Printausgabe der Tiroler Tageszeitung vom Fr, 04.01.2019


Unternehmen

Raiffeisenbank Reutte bestellt dritten Vorstand

Ludwig Strauß rückt in die Raiba-Chefetage zu Hannes Gomig und Wolfgang Hechenberger auf. Zukunft Bankhaus Jungholz bleibt Thema.

Bankenwelt im Umbruch: In der Raiffeisenbankzentrale in Reutte stehen große Entscheidungen an.

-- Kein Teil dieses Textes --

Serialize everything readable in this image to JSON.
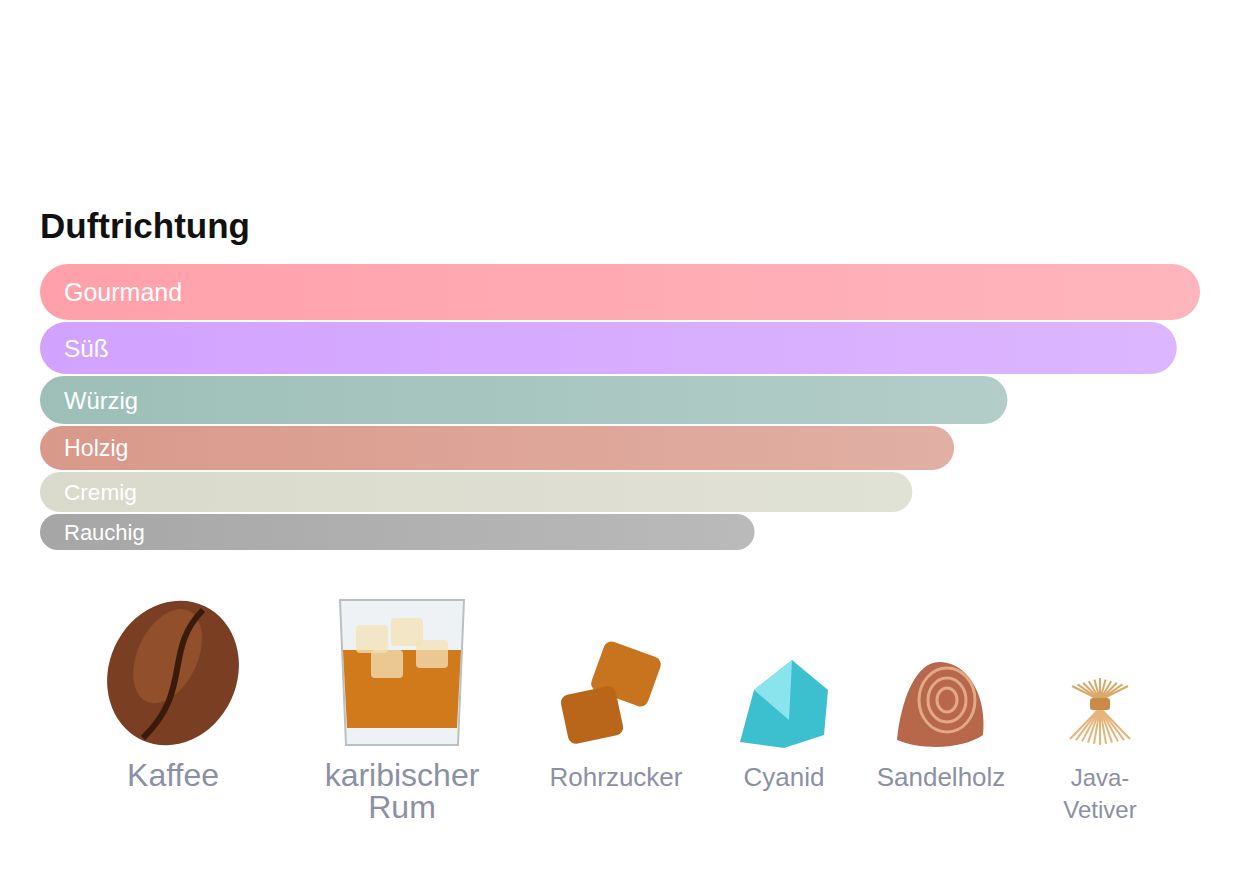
{
  "chart_data": {
    "type": "bar",
    "title": "Duftrichtung",
    "orientation": "horizontal",
    "categories": [
      "Gourmand",
      "Süß",
      "Würzig",
      "Holzig",
      "Cremig",
      "Rauchig"
    ],
    "values": [
      100,
      98,
      83.4,
      78.8,
      75.2,
      61.6
    ],
    "colors": [
      "#ffa0aa",
      "#d2a2ff",
      "#9dbfb8",
      "#d9998a",
      "#d9dacb",
      "#a6a6a6"
    ],
    "xlim": [
      0,
      100
    ],
    "tick_labels": false
  },
  "ingredients": [
    "Kaffee",
    "karibischer Rum",
    "Rohrzucker",
    "Cyanid",
    "Sandelholz",
    "Java-Vetiver"
  ]
}
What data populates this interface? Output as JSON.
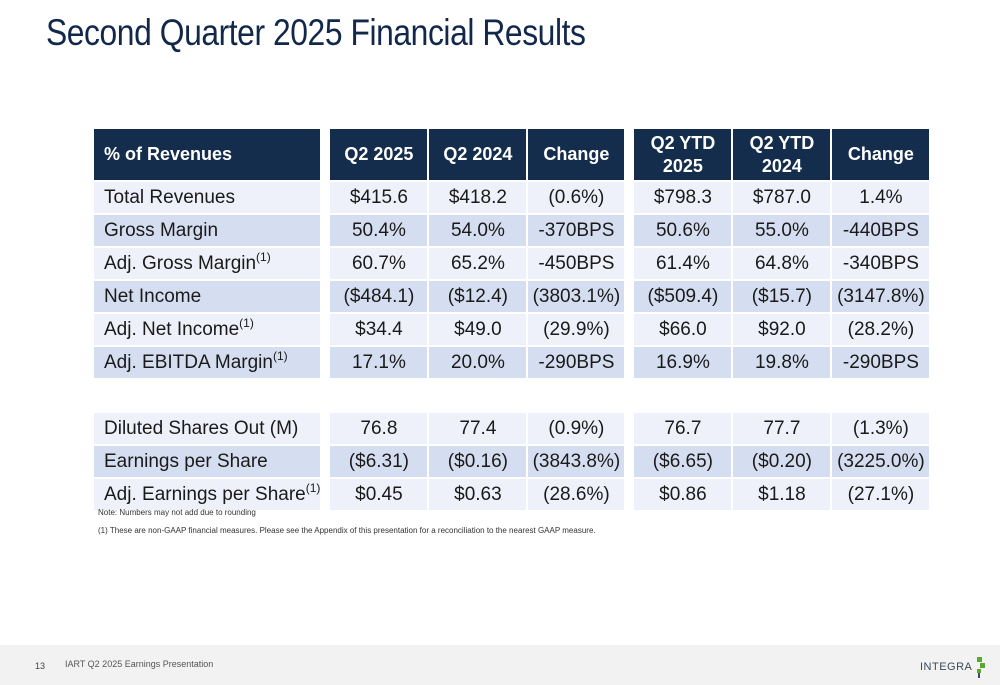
{
  "title": "Second Quarter 2025 Financial Results",
  "table": {
    "headers": {
      "label": "% of Revenues",
      "q2_2025": "Q2 2025",
      "q2_2024": "Q2 2024",
      "change": "Change",
      "ytd_2025_line1": "Q2 YTD",
      "ytd_2025_line2": "2025",
      "ytd_2024_line1": "Q2 YTD",
      "ytd_2024_line2": "2024",
      "ytd_change": "Change"
    },
    "rows": [
      {
        "label": "Total Revenues",
        "footnote": "",
        "q2_2025": "$415.6",
        "q2_2024": "$418.2",
        "change": "(0.6%)",
        "ytd_2025": "$798.3",
        "ytd_2024": "$787.0",
        "ytd_change": "1.4%"
      },
      {
        "label": "Gross Margin",
        "footnote": "",
        "q2_2025": "50.4%",
        "q2_2024": "54.0%",
        "change": "-370BPS",
        "ytd_2025": "50.6%",
        "ytd_2024": "55.0%",
        "ytd_change": "-440BPS"
      },
      {
        "label": "Adj. Gross Margin",
        "footnote": "(1)",
        "q2_2025": "60.7%",
        "q2_2024": "65.2%",
        "change": "-450BPS",
        "ytd_2025": "61.4%",
        "ytd_2024": "64.8%",
        "ytd_change": "-340BPS"
      },
      {
        "label": "Net Income",
        "footnote": "",
        "q2_2025": "($484.1)",
        "q2_2024": "($12.4)",
        "change": "(3803.1%)",
        "ytd_2025": "($509.4)",
        "ytd_2024": "($15.7)",
        "ytd_change": "(3147.8%)"
      },
      {
        "label": "Adj. Net Income",
        "footnote": "(1)",
        "q2_2025": "$34.4",
        "q2_2024": "$49.0",
        "change": "(29.9%)",
        "ytd_2025": "$66.0",
        "ytd_2024": "$92.0",
        "ytd_change": "(28.2%)"
      },
      {
        "label": "Adj. EBITDA Margin",
        "footnote": "(1)",
        "q2_2025": "17.1%",
        "q2_2024": "20.0%",
        "change": "-290BPS",
        "ytd_2025": "16.9%",
        "ytd_2024": "19.8%",
        "ytd_change": "-290BPS"
      }
    ],
    "rows2": [
      {
        "label": "Diluted Shares Out (M)",
        "footnote": "",
        "q2_2025": "76.8",
        "q2_2024": "77.4",
        "change": "(0.9%)",
        "ytd_2025": "76.7",
        "ytd_2024": "77.7",
        "ytd_change": "(1.3%)"
      },
      {
        "label": "Earnings per Share",
        "footnote": "",
        "q2_2025": "($6.31)",
        "q2_2024": "($0.16)",
        "change": "(3843.8%)",
        "ytd_2025": "($6.65)",
        "ytd_2024": "($0.20)",
        "ytd_change": "(3225.0%)"
      },
      {
        "label": "Adj. Earnings per Share",
        "footnote": "(1)",
        "q2_2025": "$0.45",
        "q2_2024": "$0.63",
        "change": "(28.6%)",
        "ytd_2025": "$0.86",
        "ytd_2024": "$1.18",
        "ytd_change": "(27.1%)"
      }
    ]
  },
  "notes": {
    "rounding": "Note: Numbers may not add due to rounding",
    "nongaap": "(1) These are non-GAAP financial measures. Please see the Appendix of this presentation for a reconciliation to the nearest GAAP measure."
  },
  "footer": {
    "page_number": "13",
    "presentation": "IART Q2 2025 Earnings Presentation",
    "logo_text": "INTEGRA",
    "logo_icon": "integra-leaf-icon",
    "logo_color": "#5aa832"
  }
}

© Mittermayr HelmutBankenwelt im Umbruch: In der Raiffeisenbankzentrale in Reutte stehen große Entscheidungen an.



Von Helmut Mittermayr

Reutte – Erstmals waren beide Vorstände der Raiffeisenbank Reutte bei einer Firmenweihnachtsfeier verhindert – und trotzdem erhielt ein anwesender Vorstand langanhaltenden Applaus der Mitarbeiterschaft. Denn der Aufsichtsratsvorsitzende Wolfgang Moosbrugger konnte bei der Feier bekannt geben, dass der neun­köpfige Aufsichtsrat einen dritten Vorstand ins Amt berufen hat. Ludwig Strauß steigt vom langjährigen Leiter der Innenrevision in die Konzernleitung auf und wird sich künftig vor allem um die Marktfolge kümmern. Seine frühzeitige Bestellung wird als Vorleistung auf die in Aussicht gestellte Pensionierung des Vorstandsvorsitzenden Hannes Gomig gesehen. Einen genauen Zeitpunkt dafür gibt es noch nicht, längstens im Mai 2020 wird damit gerechnet.

Hätte die Entscheidung für Strauß am Applaus der Mitarbeiter bewertet werden müssen, dann war sie goldrichtig. Die schriftliche Genehmigung der österreichischen Finanzmarktaufsicht für den Reuttener mit bayerischen Wurzeln als Vorstand, rückwirkend datiert mit 1. 1. 19, wird in den nächsten Tagen erwartet. Telefonisch wurde sie bereits im Dezember erteilt.

Der künftige Vorstandsvorsitzende Wolfgang Hechenberger ist derweil mit weitreichenden strategischen Überlegungen beschäftigt, gilt es doch die Raiffeisenbank Reutte auf Jahre hinaus auf einen völlig veränderten Markt auszurichten. Keine leichte Aufgabe in einer Branche, die sich im Totalumbruch befindet. Oder um es in den Worten Hechenbergers zu sagen: „sich neu erfinden muss“. Ein Aspekt unter vielen ist dabei die Zukunft der Zweigniederlassung Bankhaus Jungholz – über zwei Jahrzehnte das Flaggschiff des Konzerns. Unter den nun geänderten Rahmenbedingungen ist das kleine Bergdorf für viele Private-Banking-Kunden uninteressant geworden. Sie kommen lieber gleich nach Reutte in die Zentrale.

Wolfgang Hechenberger von der TT auf seine Überlegungen angesprochen: „Es stimmt, wir denken über Jungholz nach. Es gibt aber keine wie immer geartete Entscheidung dazu. Eine Verlegung des gesamten 30-köpfigen Teams nach Reutte ins Europahaus ist eine Option, was aber niemanden besonders überraschen dürfte.“ Hechenberger räumt ein, dass es nach all den Jahren Jungholz gegenüber auch Verpflichtungen gebe, die ebenfalls Gewicht hätten. Viele Prozesse seien jedenfalls gebündelt in Reutte leichter abzuwickeln, auch die meisten Mitarbeiter aus Jungholz würden den Schritt begrüßen. Teils fehle auch die notwendige Infrastruktur im kleinen Ort. „Wir können nicht einmal zu einem Geschäftsessen gehen“, zeigt der Vorstand kleine Problemfelder auf.

Bei der Raiba Reutte sind derzeit 140 „Köpfe“ beschäftigt. Weitere zehn kommen in St. Gallen dazu.